Benjamin Netanyahu declares almost daily that he will continue the war until Hamas is eliminated.

Israel has vowed to destroy Hamas, in power in the Gaza Strip since 2007, which the US and EU designate as a terrorist organization after its attack on southern sectors of the Israeli territory on October 7, in which they lost 1.198 people lost their lives, most of them civilians, according to an AFP tally based on official Israeli data. Of the 251 people kidnapped during the attack, 111 are still being held hostage in the Gaza Strip, but at least 39 are presumed dead by the Israeli military.
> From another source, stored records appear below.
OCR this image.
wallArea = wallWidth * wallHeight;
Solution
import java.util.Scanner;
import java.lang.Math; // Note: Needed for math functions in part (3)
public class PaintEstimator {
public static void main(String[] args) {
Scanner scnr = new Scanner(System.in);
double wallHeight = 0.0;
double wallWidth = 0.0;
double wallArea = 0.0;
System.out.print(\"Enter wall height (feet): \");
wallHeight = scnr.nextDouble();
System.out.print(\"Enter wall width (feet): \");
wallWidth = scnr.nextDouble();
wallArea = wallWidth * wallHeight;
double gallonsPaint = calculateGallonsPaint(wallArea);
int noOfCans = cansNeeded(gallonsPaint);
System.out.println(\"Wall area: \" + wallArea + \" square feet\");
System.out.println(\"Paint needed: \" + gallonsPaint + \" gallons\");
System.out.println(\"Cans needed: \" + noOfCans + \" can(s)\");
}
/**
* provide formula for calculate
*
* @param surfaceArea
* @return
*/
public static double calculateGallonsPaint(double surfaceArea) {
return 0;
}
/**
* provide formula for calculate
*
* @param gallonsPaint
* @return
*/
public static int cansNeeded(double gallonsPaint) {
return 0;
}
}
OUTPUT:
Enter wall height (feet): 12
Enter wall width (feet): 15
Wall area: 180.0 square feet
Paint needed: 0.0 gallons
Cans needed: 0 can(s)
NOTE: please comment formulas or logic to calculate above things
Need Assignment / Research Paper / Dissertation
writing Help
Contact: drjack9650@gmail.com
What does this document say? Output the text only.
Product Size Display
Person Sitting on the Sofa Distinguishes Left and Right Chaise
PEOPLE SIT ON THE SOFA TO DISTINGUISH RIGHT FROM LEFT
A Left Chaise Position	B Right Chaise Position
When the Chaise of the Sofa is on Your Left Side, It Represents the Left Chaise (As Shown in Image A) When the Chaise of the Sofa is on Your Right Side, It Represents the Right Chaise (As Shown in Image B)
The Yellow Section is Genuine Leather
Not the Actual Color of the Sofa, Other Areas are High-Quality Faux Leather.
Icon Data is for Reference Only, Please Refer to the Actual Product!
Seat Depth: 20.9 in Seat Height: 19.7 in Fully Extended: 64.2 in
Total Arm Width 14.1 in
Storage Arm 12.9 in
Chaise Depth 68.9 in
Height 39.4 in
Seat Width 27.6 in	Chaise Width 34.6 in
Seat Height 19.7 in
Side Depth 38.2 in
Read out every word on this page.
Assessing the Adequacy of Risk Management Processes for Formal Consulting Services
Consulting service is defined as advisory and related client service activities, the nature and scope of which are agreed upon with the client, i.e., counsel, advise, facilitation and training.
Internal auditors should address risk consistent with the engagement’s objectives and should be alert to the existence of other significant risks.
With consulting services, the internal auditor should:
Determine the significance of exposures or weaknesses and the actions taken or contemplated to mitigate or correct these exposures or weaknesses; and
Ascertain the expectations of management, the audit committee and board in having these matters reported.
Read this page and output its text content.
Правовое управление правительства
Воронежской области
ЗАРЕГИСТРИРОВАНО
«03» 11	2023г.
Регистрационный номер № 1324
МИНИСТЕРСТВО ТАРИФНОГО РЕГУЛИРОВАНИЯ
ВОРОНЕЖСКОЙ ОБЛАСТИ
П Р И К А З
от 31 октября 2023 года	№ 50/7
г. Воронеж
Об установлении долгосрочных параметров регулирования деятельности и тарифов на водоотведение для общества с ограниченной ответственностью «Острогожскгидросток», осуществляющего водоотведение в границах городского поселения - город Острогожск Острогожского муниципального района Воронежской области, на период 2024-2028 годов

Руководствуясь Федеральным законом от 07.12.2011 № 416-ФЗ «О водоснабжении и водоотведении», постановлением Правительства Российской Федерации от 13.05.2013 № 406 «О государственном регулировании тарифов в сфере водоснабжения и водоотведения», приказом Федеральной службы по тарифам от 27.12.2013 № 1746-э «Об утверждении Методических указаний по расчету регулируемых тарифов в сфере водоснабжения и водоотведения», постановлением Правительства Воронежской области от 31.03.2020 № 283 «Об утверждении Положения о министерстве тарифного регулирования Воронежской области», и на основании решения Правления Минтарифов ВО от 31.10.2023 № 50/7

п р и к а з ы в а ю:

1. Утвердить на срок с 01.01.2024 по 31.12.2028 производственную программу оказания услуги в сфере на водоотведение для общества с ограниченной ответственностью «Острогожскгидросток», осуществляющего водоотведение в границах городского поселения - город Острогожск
Israel's large-scale military retaliatory operations have since killed at least 40.005 people in the enclave, according to the latest figures from Hamas' health ministry.

The US believes that a ceasefire in the Gaza Strip would prevent an Iranian attack on Israel, even as Tehran has vowed to avenge the killing of Hamas leader Ismail Haniya in the Iranian capital on July 31, which it blamed on Israel.

The risk of a major military escalation across the Middle East region has been magnified following the killing of Ismail Haniya and that, a few hours earlier, on the evening of July 30, of Hezbollah's military wing leader Fouad Shukr in a bombing in a southern suburb of Beirut that confirmed that it was fired by Israel's military.